Problematisch ist dabei auch die Besetzung der britischen Schauspielerin Antonia Campbell-Hughes. An ihrer schauspielerisch intensiven Leistung lässt sich nichts aussetzen und dass sie der wahren Natascha Kampusch optisch praktisch gar nicht ähnelt, lässt sich ebenfalls verschmerzen. Trotzdem wirkt sie im Alter von 30 Jahren schlichtweg einfach nie glaubwürdig als eine vierzehnjährige Teenagerin, die ihre erste Periode entdeckt oder ihren Körper akzeptieren muss. Die Gründe dafür liegen natürlich auf der Hand, doch muss man sich fragen, wieso man bei dieser Besetzung so danebengriff, wenn der restliche Cast so sehr stimmt. Die junge Natascha wird zum Beispiel von der damaligen Kinderschauspielerin Amelia Pidgeon dargestellt, die in ihren Szenen eine wahrhaftige Intensität darbietet, die es schwer machen, da noch hinzuschauen. Wenn eine Haarwäsche urplötzlich vollkommen eskaliert oder Pidgeon ihren Entführer durch ein Fenster um eine Mahlzeit anfleht, verschmilzt sie praktisch mit der realen Person, die sie hier darbietet. Auch die Leistung von Thure Lindhardt weiß zu gefallen, auch wenn sie immer wieder ganz nah an der Grenze zur typischen Psychopathen-Überzeichnung schrammt - trotzdem agiert er im Zusammenspiel mit seinen beiden Spielpartnerinnen wahnsinnig boshaft, bis man tatsächlich echte Angst vor ihm bekommen kann.

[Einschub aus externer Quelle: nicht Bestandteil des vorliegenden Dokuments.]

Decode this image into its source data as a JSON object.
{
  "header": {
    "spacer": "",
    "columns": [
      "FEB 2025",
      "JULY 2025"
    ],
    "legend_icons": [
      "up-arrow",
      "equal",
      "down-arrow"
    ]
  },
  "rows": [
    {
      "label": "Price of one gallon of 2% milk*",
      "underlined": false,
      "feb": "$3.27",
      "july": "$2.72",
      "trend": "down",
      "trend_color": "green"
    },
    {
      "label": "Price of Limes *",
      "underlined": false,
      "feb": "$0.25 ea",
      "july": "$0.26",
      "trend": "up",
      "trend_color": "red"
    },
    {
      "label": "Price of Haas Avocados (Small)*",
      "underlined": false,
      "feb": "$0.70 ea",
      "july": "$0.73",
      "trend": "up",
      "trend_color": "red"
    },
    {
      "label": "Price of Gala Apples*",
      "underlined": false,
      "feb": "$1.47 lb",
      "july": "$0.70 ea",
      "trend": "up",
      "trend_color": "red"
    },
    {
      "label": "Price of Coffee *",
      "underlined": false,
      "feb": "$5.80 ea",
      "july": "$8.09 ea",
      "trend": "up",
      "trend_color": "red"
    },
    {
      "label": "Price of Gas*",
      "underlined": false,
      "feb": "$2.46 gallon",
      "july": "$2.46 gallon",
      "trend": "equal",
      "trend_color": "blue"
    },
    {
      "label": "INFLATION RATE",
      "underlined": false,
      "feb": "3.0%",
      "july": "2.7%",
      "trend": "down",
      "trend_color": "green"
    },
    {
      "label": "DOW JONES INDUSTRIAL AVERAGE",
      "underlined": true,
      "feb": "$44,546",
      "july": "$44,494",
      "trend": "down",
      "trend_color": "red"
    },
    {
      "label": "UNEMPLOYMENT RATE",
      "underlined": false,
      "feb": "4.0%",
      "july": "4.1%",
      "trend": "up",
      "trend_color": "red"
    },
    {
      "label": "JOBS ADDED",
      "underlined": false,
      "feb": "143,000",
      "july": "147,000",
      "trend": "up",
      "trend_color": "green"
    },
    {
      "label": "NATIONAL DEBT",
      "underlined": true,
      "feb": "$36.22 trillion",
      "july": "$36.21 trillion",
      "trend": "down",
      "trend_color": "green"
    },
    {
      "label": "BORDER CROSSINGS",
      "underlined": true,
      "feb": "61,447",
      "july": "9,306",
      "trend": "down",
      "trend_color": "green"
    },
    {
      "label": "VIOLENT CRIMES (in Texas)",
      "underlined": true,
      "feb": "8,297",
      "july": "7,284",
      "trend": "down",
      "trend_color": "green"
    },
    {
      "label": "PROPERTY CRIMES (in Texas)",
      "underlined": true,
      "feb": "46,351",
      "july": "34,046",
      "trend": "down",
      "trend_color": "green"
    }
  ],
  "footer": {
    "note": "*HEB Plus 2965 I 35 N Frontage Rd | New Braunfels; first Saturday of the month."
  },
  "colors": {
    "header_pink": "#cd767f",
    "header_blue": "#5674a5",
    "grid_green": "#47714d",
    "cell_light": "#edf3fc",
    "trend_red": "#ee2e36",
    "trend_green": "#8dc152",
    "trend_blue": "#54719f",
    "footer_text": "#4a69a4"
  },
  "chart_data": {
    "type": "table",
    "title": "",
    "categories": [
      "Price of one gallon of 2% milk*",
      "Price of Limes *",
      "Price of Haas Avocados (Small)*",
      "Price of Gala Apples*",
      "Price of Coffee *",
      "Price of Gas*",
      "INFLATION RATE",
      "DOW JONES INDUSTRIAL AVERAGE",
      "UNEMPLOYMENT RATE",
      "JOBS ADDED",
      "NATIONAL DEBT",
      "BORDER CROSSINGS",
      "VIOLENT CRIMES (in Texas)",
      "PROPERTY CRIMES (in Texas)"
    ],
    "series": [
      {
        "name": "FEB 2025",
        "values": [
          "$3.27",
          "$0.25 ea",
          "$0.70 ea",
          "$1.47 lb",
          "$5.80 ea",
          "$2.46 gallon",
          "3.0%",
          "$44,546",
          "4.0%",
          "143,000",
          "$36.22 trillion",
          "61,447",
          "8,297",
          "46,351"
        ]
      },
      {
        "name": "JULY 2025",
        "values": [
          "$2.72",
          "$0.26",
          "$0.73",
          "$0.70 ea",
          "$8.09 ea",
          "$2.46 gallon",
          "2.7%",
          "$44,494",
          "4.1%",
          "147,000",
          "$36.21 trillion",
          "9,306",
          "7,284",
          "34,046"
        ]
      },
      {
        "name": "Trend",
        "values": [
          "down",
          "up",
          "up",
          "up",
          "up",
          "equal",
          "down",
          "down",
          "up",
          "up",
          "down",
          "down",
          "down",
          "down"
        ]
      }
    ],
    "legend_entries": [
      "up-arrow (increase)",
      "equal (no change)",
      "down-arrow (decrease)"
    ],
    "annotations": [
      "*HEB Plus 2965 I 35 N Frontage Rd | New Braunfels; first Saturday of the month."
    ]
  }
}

Fazit: Der wahre, tragische Entführungsfall verkommt in dieser Verfilmung zur generischen Effekthascherei, die die grausamsten Eckpunkte nahtlos aneinanderrreiht. Trotz zumeist toller Darsteller (wenn auch einer eklatanten Fehlbesetzung) sowie einer intensiven Inszenierung, hinterlässt dieser Film einen sehr, sehr faden Beigeschmack.